4/07/2011

"It is often said that the frontier gave a special turn to American history. A frontier is a burning edge, a frazzle, a strange market zone between two utterly different worlds. It is a strip where there are pelts and tongues and tits for the taking. There is an almost visible line that a person of the invading culture could walk across: out of history and into a perpetual present, a way of life attuned to the slower and steadier processes of nature. The possibility of passage into that myth-time world had been all but forgotten in Europe. Its rediscovery – the unsettling vision of a natural self – has haunted the Euro-American peoples as they continually cleared and roaded the many wild corners of the North American continent.

"Wilderness is now – for much of North America – places that are formally set aside on public lands – Forest Service or Bureau of Land Management holdings or state and federal parks. Some tiny but critical tracts are held by private nonprofit groups like The Nature Conservancy or the Trust for Public Land. These are the shrines saved from all the land that was once known and lived on by the original people, the little bits left as they were, the last little places where intrinsic nature totally wails, blooms, nests, glints away. They make up only two percent of the United States.

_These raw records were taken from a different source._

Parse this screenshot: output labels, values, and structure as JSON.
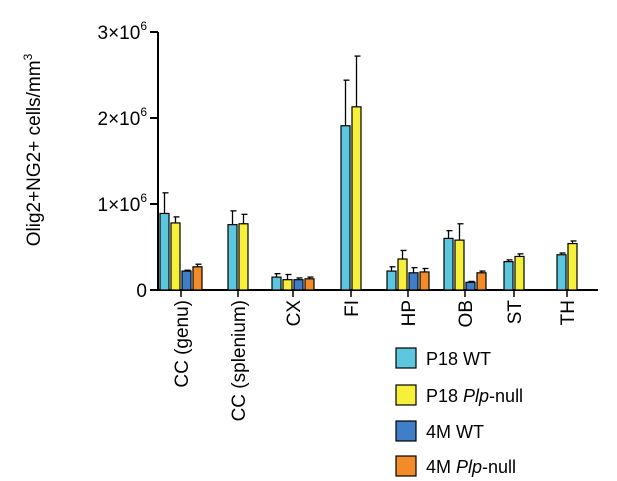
{
  "chart_data": {
    "type": "bar",
    "ylabel": "Olig2+NG2+ cells/mm",
    "ylabel_superscript": "3",
    "ylim": [
      0,
      3000000
    ],
    "yticks": [
      {
        "value": 0,
        "base": "0",
        "exp": ""
      },
      {
        "value": 1000000,
        "base": "1×10",
        "exp": "6"
      },
      {
        "value": 2000000,
        "base": "2×10",
        "exp": "6"
      },
      {
        "value": 3000000,
        "base": "3×10",
        "exp": "6"
      }
    ],
    "categories": [
      "CC (genu)",
      "CC (splenium)",
      "CX",
      "FI",
      "HP",
      "OB",
      "ST",
      "TH"
    ],
    "series": [
      {
        "label_main": "P18 WT",
        "label_italic": "",
        "label_suffix": "",
        "color": "#5BC8E0",
        "values": [
          890000,
          760000,
          150000,
          1910000,
          220000,
          600000,
          330000,
          410000
        ],
        "errors": [
          240000,
          160000,
          40000,
          530000,
          50000,
          90000,
          20000,
          20000
        ]
      },
      {
        "label_main": "P18 ",
        "label_italic": "Plp",
        "label_suffix": "-null",
        "color": "#F7F03A",
        "values": [
          780000,
          770000,
          120000,
          2130000,
          360000,
          580000,
          390000,
          540000
        ],
        "errors": [
          70000,
          110000,
          60000,
          590000,
          100000,
          190000,
          30000,
          30000
        ]
      },
      {
        "label_main": "4M WT",
        "label_italic": "",
        "label_suffix": "",
        "color": "#3F7FC8",
        "values": [
          220000,
          null,
          120000,
          null,
          200000,
          90000,
          null,
          null
        ],
        "errors": [
          10000,
          null,
          20000,
          null,
          60000,
          10000,
          null,
          null
        ]
      },
      {
        "label_main": "4M ",
        "label_italic": "Plp",
        "label_suffix": "-null",
        "color": "#F28C28",
        "values": [
          270000,
          null,
          130000,
          null,
          210000,
          200000,
          null,
          null
        ],
        "errors": [
          30000,
          null,
          20000,
          null,
          40000,
          20000,
          null,
          null
        ]
      }
    ]
  }
}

"But wildness is not limited to the 2 percent formal wilderness areas. Shifting scales, it is everywhere: ineradicable populations of fungi, moss, mold, yeasts, and such that surround and inhabit us. Deer mice on the back porch, deer bounding across the freeway, pigeons in the park, spiders in the corners. There were crickets in the paint locker of the Sappa Creek oil tanker, as I worked as a wiper in the engine room out in the mid-Pacific, cleaning brushes. Exquisite complex beings in their energy webs inhabiting the fertile corners of the urban world in accord with the rules of wild systems, the visible hardy stalks and stems of vacant lots and railroads, the persistent raccoon squads, bacteria in the loam and in our yogurt."

From "The Etiquette of Freedom" on page 14 of The Practice of the Wild by Gary Snyder.